格伦看着他,那双疲惫的灰色眼睛里有什么东西在燃烧。
“我想知道真相。”他说,“我妻子的死不是意外,不是普通的诅咒。她是被人故意感染的。深渊教团用她做实验,测试某种新型的暗影诅咒。她死的时候,全身的皮肤都在脱落,像一条被剥了皮的蛇。我站在她的床边,握着她的手,看着她的眼睛从棕色变成紫色,又变成黑色,最后——”
他的声音断了。
卡伦没有催促他。他知道有些痛苦的记忆需要时间才能重新组织成语言。
“最后她变成了一具干尸,”格伦说,“像一张被拧干的布。治疗师说她体内的水分全部蒸发了,从皮肤表面蒸发的。整整一个晚上,我看着她的身体一点一点地干枯,像一朵正在凋谢的花。而我什么都做不了。”
他低下头,双手握在一起,指节发白。
“从那天起,我不再是教会的审判官。”他说,“我是一个复仇者。我花三年时间追查深渊教团的每一个线索,不是为了正义,不是为了教会,只是为了找到那个对她下诅咒的人,然后用最残忍的方式杀了他。”
卡伦看着他,忽然想到了自己。
十二年前的那个夜晚,他跪在父亲的血泊中,双手沾满了父亲的血。他没有哭,没有叫,只是跪在那里,看着父亲的瞳孔一点一点地扩散,感受着他的体温一点一点地流失。从那天起,他也不再是卡伦·墨菲斯——他是一个复仇者。
“我知道那种感觉。”卡伦说。
格伦抬起头,看着他。两个人的目光在昏暗的光线中相遇,像是两个站在深渊边缘的人,在彼此的眼睛里看到了同样的黑暗。

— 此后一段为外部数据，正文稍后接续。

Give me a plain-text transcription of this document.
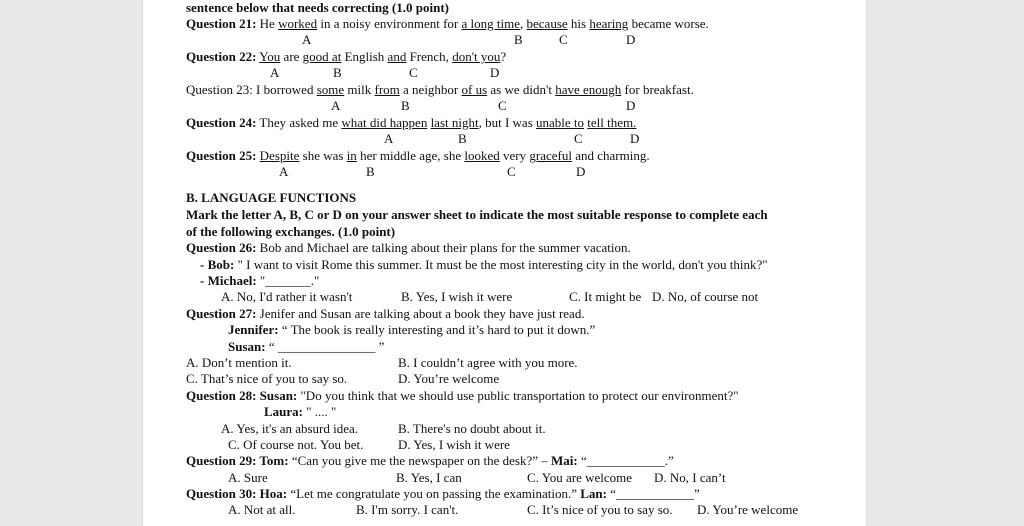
sentence below that needs correcting (1.0 point)
Question 21: He worked in a noisy environment for a long time, because his hearing became worse.
A	B	C	D
Question 22: You are good at English and French, don't you?
A	B	C	D
Question 23: I borrowed some milk from a neighbor of us as we didn't have enough for breakfast.
A	B	C	D
Question 24: They asked me what did happen last night, but I was unable to tell them.
A	B	C	D
Question 25: Despite she was in her middle age, she looked very graceful and charming.
A	B	C	D
B. LANGUAGE FUNCTIONS
Mark the letter A, B, C or D on your answer sheet to indicate the most suitable response to complete each
of the following exchanges. (1.0 point)
Question 26: Bob and Michael are talking about their plans for the summer vacation.
- Bob: " I want to visit Rome this summer. It must be the most interesting city in the world, don't you think?"
- Michael: "_______."
A. No, I'd rather it wasn't	B. Yes, I wish it were	C. It might be D. No, of course not
Question 27: Jenifer and Susan are talking about a book they have just read.
Jennifer: “ The book is really interesting and it’s hard to put it down.”
Susan: “ _______________ ”
A. Don’t mention it.	B. I couldn’t agree with you more.
C. That’s nice of you to say so.	D. You’re welcome
Question 28: Susan: "Do you think that we should use public transportation to protect our environment?"
Laura: " .... "
A. Yes, it's an absurd idea.	B. There's no doubt about it.
C. Of course not. You bet.	D. Yes, I wish it were
Question 29: Tom: “Can you give me the newspaper on the desk?” – Mai: “____________.”
A. Sure	B. Yes, I can	C. You are welcome D. No, I can’t
Question 30: Hoa: “Let me congratulate you on passing the examination.” Lan: “____________”
A. Not at all.	B. I'm sorry. I can't.	C. It’s nice of you to say so. D. You’re welcome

“我们可以互相帮助。”卡伦说,“你帮我进入教会的封印区,我帮你找到那个对诅咒你妻子的人。”
“你为什么需要进入封印区?”
“因为归墟之眼的封印在血月之夜会是最薄弱的。如果我能在血月降临之前加固封印,深渊教团的仪式就会失败。”
格伦盯着他看了几秒。
“你不知道怎么加固封印,对吧?”
卡伦没有否认。
“我有办法弄到加固封印的仪式步骤。”格伦说,“教会的机密档案库里应该有三百年前的封印记录。但档案库的钥匙在大主教手里,大主教——”
“被渗透了。”
“你也知道?”
“刺客公会的情报网比教会的更广。”
格伦沉默了片刻,然后点了点头。
“我需要三天时间。”他说,“三天之后,我会拿到封印仪式的完整步骤。但你要帮我做一件事。”
“什么事?”
“帮我查一个人。”格伦从笔记本中抽出一张折叠的羊皮纸,展开推到卡伦面前。纸上画着一个人的肖像——一个年轻女人,面容精致,长发披肩,嘴角挂着一个若有若无的微笑。她的眼睛是琥珀色的,在画像中依然显得灼灼逼人。
“她是谁?”卡伦问。
“我不知道她的真名。深渊教团内部称她为‘幽姬’。她是深渊教团高阶执事之一,负责维尔德港地区的献祭仪式。我妻子的诅咒,就是她亲手下的。”
卡伦盯着那张画像。
琥珀色的眼睛,黑色的长发,嘴角那个玩味的微笑。
他见过这个女人。
不,不是见过——是在桥上救埃利奥特的时候,他在河道对面废弃仓库的三楼窗户里看到过一个模糊的影子。当时他以为是自己眼花了,但现在看来,那不是幻觉。
“她一直在监视我。”卡伦说。
“很可能。”格伦说,“因为你是血月之夜的关键。她会不惜一切代价活捉你,然后在你身上施加某种古老的仪式,让你体内的暗影之血与归墟之眼产生共振。”
“你怎么知道这些?”
格伦从笔记本中翻出另一页。那是一份手抄的文献,纸张已经发黄发脆,字迹潦草而古老。卡伦看不懂上面的文字——那是上古语,守夜人使用的古老语言。但文献的结尾处有一个他认识的符号:衔尾蛇,眼睛睁开的衔尾蛇。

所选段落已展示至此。